Oleh: Yohansen W. Gultom dkk.

Indonesia yang terdiri dari banyak pu­lau dan hampir 14.000 pulau yang ter­sebar dari Sabang sampai Merauke, ke­seluruhannya dihu­bung­kan oleh per­airan. Hampir 2/3 wila­yah Indonesia dipenuhi oleh perairan.  Dari segi sumber daya alam, sektor per­airan juga sangat menjanjikan. Aset ko­moditi seperti perikanan dan pertam­ba­ngan juga dimiliki di wilayah perairan. Po­tensi yang dimiliki ini tentunya harus se­gera dimanfaatkan secara optimal un­tuk menjadikan Indonesia sebagai poros maritim dunia dan tampil menjadi negara middle power. (Michaella, 2016)

Usaha untuk mewujudkan hal tersebut juga didukung dengan kebijakan Presiden Jo­kowi melalui pembangunan di sektor ma­ri­tim. Namun, terjadi dilema dalam pem­bangunan wilayah maritim di Indonesia. Mulai dari pengadaan industri per­kapalan, infrastruktur perairan (pela­buh­an dan pertambangan), dan industri lain seperti ikan kaleng, masih sangat minim di Indonesia.

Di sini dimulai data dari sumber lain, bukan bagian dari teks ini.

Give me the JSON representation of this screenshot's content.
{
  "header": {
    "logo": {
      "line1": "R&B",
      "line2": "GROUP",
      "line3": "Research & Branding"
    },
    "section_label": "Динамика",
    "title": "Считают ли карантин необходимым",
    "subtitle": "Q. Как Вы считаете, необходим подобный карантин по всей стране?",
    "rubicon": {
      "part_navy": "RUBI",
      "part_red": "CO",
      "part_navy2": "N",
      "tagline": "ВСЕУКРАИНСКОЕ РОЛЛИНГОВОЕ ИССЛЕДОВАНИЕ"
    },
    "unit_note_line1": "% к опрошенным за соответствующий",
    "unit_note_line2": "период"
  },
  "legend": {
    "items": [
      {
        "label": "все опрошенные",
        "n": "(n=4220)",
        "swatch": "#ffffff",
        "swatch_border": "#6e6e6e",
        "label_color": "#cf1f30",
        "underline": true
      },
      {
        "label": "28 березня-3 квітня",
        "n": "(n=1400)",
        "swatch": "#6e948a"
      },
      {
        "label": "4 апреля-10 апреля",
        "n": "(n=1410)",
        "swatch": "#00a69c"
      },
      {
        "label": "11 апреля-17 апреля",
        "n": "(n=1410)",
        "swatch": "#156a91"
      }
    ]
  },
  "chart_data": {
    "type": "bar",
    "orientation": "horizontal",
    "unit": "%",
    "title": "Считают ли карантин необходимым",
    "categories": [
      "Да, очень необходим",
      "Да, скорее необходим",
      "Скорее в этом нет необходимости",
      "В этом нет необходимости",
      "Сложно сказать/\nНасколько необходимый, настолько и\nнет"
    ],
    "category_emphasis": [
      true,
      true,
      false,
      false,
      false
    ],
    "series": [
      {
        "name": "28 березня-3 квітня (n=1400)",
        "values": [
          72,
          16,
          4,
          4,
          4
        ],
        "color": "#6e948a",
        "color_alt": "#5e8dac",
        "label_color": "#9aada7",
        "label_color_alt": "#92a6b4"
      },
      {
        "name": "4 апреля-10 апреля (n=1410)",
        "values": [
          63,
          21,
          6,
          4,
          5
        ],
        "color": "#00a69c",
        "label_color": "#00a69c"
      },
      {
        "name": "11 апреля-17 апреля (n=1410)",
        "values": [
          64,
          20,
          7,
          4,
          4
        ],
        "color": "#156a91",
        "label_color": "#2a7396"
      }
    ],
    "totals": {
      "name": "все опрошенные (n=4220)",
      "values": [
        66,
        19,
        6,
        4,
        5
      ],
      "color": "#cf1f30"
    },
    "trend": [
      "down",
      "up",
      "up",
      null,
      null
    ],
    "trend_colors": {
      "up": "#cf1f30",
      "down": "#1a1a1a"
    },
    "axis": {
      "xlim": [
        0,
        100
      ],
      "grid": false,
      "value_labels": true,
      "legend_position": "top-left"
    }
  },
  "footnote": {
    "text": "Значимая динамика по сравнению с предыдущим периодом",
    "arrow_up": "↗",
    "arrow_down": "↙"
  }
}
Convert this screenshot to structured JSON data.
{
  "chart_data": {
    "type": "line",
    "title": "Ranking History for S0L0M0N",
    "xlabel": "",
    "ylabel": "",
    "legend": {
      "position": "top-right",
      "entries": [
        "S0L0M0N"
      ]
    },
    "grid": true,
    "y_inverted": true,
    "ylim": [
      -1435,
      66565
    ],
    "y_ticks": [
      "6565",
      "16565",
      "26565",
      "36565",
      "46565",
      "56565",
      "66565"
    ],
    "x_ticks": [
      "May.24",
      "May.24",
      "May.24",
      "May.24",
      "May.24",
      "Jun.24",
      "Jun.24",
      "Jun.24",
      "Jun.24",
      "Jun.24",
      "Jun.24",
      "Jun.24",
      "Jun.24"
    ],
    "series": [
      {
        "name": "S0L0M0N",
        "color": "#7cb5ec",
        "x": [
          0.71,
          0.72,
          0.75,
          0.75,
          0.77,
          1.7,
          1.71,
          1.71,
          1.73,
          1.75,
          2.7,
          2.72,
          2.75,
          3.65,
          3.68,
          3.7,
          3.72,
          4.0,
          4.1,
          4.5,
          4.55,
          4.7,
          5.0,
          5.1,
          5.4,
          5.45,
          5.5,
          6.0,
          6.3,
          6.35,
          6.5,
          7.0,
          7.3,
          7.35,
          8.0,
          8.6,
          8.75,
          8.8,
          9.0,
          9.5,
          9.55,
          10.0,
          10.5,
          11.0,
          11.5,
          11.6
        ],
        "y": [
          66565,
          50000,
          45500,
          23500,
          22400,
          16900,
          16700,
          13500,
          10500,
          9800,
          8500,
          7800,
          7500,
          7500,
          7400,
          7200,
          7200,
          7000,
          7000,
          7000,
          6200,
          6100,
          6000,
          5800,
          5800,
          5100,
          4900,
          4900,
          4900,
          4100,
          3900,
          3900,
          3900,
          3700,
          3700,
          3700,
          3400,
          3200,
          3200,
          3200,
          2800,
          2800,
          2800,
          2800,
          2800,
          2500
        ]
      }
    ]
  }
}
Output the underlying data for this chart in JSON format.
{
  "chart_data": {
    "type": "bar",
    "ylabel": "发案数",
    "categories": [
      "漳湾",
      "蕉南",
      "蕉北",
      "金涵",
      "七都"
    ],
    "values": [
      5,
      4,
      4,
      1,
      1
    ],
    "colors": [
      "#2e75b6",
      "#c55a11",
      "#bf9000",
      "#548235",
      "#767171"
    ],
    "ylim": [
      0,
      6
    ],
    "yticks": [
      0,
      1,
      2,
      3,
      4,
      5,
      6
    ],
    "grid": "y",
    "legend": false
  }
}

Kondisi miris juga sering terjadi di sek­tor ekonomi para nelayan. Banyak nela­yan di Indonesia yang masih tergo­long masyarakat kelas bawah. Permasa­lah­an yang sering terjadi di sektor ma­ritim dapat dilihat dari konservasi dan keamanan laut yang masih banyak menimbulkan masalah. Banyak ekosis­tem laut yang terganggu akibat sering terjadinya penangkapan ikan yang tidak ramah lingkungan, dan minimnya upaya konservasi laut. Ditambah lagi, keaman­an laut kurang terjaga sehingga sering ter­jadinya penculikan ikan.

Demi menjawab permasalahan terse­but tentunya diperlukan beberapa alter­natif. Salah satu yaitu melalui pendekatan sosial budaya masyarakat pesisir. Seperti hal­nya kearifan lokal yang ada di ma­syarakat Aceh yaitu Kenduri Laut. Ken­duri Laut atau sering disebut dengan Adat Laut merupakan tradisi masyarakat pe­sisir di Provinsi Aceh.

Kearifan lokal tersebut tentunya me­mi­liki peran penting, demi ter­capainya ke­sejahteraan para nelayan di Pe­sisir Aceh. Hal ini juga sangat men­dukung terlaksana­nya kebijakan budaya bahari di Indonesia. Melalui kenduri laut se­ba­gai salahsatu budaya bahari di Indonesia, diharapkan mampu mengedukasi ma­syarakat bahwa betapa pentingnya peran perairan untuk terus dioptimalkan dan dijaga kelang­sungannya. Selain itu, kenduri ini dapat mewujudkan budaya gotong royong.

Kenduri laut baru pertamakali muncul pada masa Kerajaan Aceh Darussalam dan dilaksanakan biasanya sekali dalam tiga tahun. Kenduri laut masyarakat Aceh digelar untuk menandai akan dimu­lai­­nya musim melaut, merayakan per­gantian panglima laut, dan dijadikan se­bagai salah satu wadah aspirasi para ne­layan Aceh untuk menyampaikan ke­luhan serta masalah yang mereka hadapi ke­pada pemerintah yang hadir pada pe­laksanaan acara tersebut. (Apriana, 2016, h. 59)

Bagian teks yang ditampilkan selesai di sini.